Lettre ouverte par des associations qui travaillent auprès des migrants à Paris
9 mai 2016
L’évacuation, mercredi
4 mai au petit matin, du lycée Jean Jaurès dans le 19e occupé par un
peu moins de 300 migrants marque la limite des mesures engagées par l’Etat
pour accueillir les personnes fuyant leur pays, victimes de la guerre et de
l’extrême pauvreté.
Face à une présence policière massive et aux menaces de placement de
certains migrants en centre de rétention, la plupart des associations et
opérateurs sociaux présents sur place ont refusé de participer à une opération
mal préparée, qui ne présentait pas les
conditions minimales de respect des droits fondamentaux et de la dignité des
personnes. Une situation consternante et d’autant plus
surprenante que les acteurs de la solidarité se sont engagés depuis plusieurs
mois, dans un climat de confiance avec les pouvoirs publics, à héberger et à
accompagner vers l’asile les personnes en sortie de campement dans la capitale.

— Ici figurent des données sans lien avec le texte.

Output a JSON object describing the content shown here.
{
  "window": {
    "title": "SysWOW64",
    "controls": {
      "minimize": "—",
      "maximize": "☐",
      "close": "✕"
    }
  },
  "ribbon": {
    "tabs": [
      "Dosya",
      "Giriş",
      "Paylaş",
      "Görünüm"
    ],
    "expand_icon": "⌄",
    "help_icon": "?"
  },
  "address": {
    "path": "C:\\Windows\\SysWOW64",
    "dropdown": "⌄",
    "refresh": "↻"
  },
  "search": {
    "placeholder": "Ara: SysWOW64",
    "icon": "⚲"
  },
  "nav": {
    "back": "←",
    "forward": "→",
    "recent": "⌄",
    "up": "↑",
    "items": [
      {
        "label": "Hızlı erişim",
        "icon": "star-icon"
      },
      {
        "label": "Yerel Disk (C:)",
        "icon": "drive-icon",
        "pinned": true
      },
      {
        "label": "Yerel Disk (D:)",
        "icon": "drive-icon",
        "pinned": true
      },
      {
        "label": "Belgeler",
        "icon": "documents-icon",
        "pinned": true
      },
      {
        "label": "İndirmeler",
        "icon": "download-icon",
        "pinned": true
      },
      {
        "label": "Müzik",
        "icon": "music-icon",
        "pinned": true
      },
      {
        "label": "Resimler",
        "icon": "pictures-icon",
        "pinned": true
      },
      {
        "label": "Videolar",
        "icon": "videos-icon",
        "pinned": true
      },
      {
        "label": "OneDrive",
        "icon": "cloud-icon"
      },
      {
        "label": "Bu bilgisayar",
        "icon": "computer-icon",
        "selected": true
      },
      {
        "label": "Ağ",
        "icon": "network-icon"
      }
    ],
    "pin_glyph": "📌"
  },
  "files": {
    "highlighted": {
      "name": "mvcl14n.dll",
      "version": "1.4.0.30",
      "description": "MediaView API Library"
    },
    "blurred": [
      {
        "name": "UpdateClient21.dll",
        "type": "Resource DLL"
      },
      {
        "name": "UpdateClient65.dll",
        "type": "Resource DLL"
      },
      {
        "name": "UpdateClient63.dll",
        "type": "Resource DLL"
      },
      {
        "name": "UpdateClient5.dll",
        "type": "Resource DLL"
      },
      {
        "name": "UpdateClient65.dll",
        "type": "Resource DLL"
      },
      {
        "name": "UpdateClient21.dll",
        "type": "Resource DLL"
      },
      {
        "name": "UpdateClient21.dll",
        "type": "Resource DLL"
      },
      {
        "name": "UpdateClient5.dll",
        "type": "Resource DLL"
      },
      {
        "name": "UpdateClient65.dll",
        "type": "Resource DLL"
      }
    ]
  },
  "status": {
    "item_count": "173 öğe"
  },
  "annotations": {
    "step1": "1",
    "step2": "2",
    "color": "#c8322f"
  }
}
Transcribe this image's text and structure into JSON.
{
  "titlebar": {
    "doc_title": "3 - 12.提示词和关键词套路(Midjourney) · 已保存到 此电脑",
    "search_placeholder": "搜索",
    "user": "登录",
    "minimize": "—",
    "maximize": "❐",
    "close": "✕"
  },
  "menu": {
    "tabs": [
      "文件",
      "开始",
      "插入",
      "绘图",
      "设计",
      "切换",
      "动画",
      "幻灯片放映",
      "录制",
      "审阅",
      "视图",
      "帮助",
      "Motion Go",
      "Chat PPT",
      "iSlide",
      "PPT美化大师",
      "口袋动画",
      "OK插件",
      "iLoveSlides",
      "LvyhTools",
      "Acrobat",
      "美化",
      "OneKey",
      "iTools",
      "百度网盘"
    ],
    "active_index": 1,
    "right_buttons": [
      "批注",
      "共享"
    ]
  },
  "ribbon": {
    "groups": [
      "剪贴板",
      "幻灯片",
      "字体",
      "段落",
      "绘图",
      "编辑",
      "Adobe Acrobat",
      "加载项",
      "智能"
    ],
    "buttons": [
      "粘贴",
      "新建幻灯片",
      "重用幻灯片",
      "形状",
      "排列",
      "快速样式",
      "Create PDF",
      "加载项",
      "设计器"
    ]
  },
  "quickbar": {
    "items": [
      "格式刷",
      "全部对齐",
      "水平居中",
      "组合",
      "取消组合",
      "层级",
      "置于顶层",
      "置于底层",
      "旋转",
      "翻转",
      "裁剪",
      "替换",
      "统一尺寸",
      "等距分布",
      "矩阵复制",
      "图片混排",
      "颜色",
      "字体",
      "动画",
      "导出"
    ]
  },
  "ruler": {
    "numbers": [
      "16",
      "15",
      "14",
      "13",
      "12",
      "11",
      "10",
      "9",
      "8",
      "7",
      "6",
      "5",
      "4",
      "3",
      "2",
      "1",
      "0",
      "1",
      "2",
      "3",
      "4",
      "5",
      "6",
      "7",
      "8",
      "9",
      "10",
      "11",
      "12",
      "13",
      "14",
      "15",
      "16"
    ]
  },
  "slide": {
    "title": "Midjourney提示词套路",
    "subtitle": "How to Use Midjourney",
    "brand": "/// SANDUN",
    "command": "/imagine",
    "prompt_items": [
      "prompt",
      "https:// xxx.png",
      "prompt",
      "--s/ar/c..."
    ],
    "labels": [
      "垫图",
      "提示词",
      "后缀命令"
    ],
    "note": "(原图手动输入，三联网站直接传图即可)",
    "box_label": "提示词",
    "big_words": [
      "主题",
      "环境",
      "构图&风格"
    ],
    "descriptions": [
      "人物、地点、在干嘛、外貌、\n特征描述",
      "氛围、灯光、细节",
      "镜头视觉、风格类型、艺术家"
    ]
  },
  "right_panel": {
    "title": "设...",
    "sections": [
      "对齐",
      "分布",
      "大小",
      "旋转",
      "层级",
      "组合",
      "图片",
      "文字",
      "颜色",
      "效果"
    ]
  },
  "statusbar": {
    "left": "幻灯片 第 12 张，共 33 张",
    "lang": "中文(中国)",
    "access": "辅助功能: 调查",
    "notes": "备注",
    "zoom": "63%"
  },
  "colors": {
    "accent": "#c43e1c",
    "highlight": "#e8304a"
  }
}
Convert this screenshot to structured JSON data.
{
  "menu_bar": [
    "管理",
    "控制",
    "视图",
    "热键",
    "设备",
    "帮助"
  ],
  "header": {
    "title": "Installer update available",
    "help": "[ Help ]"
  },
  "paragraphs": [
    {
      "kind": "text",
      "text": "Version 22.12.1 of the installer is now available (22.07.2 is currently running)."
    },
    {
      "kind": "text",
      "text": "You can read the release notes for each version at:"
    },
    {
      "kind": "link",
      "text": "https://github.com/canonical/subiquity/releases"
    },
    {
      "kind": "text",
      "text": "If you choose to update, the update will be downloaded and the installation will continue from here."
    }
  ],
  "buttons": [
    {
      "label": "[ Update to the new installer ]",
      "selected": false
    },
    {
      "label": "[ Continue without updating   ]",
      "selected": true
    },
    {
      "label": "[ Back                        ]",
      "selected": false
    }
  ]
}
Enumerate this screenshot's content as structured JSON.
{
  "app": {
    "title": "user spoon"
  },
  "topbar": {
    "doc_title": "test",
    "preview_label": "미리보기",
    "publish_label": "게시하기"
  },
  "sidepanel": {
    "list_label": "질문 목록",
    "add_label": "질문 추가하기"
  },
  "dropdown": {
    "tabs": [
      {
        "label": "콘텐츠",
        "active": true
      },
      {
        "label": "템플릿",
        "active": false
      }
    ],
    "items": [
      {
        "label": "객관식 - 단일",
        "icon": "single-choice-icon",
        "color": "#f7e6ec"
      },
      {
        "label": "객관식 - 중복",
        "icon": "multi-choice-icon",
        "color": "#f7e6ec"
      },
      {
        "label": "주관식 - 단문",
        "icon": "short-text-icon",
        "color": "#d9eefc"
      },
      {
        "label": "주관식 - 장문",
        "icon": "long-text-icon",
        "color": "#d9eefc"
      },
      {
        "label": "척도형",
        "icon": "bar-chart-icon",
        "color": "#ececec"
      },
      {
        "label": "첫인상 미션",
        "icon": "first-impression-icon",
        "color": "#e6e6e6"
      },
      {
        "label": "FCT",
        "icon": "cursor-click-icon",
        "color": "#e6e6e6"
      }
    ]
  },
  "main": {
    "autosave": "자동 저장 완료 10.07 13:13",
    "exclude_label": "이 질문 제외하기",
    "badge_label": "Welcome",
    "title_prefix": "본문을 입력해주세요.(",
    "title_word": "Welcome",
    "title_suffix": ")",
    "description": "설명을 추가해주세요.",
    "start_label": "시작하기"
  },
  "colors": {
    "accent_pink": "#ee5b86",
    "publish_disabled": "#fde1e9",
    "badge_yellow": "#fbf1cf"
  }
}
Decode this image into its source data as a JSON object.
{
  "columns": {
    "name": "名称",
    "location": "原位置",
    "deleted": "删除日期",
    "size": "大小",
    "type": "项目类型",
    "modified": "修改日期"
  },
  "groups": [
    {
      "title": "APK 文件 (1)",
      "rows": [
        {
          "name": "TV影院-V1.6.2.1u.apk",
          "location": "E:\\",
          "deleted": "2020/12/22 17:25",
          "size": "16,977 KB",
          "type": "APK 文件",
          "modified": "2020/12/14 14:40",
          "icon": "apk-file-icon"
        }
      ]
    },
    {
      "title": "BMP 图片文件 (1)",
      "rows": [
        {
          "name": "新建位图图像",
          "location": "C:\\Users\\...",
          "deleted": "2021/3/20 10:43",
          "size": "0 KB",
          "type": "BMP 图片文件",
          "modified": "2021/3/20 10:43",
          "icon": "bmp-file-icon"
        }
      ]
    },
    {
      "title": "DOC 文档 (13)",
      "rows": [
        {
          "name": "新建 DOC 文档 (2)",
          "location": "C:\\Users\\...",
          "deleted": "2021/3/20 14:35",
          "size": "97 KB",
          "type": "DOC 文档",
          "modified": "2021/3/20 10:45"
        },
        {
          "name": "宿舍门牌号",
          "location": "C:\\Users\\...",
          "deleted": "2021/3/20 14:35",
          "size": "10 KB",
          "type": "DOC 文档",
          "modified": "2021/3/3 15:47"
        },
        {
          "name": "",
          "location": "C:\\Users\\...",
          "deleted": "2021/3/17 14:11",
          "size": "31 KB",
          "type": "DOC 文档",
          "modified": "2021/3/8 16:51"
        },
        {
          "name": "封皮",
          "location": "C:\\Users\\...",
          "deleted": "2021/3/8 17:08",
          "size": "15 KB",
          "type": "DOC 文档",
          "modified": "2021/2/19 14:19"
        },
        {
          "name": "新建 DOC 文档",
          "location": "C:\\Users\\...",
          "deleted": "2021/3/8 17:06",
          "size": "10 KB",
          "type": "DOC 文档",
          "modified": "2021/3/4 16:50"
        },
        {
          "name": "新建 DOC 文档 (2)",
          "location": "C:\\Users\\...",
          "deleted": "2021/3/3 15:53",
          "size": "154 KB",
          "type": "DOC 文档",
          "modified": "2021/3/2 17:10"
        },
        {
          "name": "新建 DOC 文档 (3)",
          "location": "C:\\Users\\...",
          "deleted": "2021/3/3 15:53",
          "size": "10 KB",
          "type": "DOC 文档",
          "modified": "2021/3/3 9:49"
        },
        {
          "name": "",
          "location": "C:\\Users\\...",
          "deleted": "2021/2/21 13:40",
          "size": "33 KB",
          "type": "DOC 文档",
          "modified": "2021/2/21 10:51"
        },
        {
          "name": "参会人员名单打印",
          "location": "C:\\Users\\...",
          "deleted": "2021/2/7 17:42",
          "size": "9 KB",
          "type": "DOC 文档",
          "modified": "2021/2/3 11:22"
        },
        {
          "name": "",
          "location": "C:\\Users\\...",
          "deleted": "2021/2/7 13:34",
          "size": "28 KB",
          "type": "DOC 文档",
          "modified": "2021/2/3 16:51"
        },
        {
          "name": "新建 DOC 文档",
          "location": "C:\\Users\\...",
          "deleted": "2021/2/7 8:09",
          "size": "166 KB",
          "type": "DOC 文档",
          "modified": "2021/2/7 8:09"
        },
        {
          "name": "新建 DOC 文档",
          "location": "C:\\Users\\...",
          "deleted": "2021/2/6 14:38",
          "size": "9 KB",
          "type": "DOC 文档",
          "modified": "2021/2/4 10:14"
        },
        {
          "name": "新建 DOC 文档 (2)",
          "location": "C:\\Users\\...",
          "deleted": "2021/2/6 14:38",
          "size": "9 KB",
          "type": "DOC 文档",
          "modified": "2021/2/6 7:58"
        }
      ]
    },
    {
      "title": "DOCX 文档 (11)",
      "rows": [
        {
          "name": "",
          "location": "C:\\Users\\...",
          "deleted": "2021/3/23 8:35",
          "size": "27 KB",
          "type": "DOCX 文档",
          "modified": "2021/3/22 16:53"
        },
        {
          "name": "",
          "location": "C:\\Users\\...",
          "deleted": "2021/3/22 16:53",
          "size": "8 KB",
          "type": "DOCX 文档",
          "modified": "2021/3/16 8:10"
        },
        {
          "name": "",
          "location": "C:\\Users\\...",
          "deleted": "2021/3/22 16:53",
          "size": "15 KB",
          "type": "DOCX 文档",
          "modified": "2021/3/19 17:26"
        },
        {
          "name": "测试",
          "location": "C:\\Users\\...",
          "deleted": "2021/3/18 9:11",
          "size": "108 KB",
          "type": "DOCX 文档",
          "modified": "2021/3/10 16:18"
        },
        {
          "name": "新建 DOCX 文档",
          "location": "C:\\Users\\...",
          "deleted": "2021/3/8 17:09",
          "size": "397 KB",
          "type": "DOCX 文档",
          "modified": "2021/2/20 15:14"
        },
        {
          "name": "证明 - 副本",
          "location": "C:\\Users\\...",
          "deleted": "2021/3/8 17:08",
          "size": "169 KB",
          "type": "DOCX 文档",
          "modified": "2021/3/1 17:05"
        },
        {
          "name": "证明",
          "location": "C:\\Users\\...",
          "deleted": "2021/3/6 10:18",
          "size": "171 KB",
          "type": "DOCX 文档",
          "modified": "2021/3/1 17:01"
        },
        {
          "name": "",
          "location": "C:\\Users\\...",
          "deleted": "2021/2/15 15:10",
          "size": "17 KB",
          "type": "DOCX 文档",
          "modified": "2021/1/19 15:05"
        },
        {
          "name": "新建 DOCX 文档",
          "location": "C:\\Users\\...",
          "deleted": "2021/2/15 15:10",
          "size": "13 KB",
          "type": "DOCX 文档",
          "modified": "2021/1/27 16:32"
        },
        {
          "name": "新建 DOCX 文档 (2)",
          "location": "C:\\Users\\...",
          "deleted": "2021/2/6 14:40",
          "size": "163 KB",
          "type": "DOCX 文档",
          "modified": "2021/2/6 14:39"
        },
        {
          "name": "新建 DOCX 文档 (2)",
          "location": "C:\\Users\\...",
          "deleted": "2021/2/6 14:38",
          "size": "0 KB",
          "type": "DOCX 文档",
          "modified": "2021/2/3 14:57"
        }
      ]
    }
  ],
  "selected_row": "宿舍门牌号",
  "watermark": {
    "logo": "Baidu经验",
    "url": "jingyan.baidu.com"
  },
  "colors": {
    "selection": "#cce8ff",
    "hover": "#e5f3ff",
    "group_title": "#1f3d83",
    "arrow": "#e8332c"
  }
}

L’action des associations et acteurs de solidarité est guidée par des
principes intangibles d’accueil humanitaire inconditionnel et d’accompagnement
social, incompatibles avec le tri des personnes, les pressions policières et
les menaces de mesures de reconduite à la frontière. Nous demandons au gouvernement de réaffirmer ces principes et de
respecter ses engagements humanitaires et internationaux à l’égard de tous les
migrants présents sur le territoire, à Paris comme à Calais.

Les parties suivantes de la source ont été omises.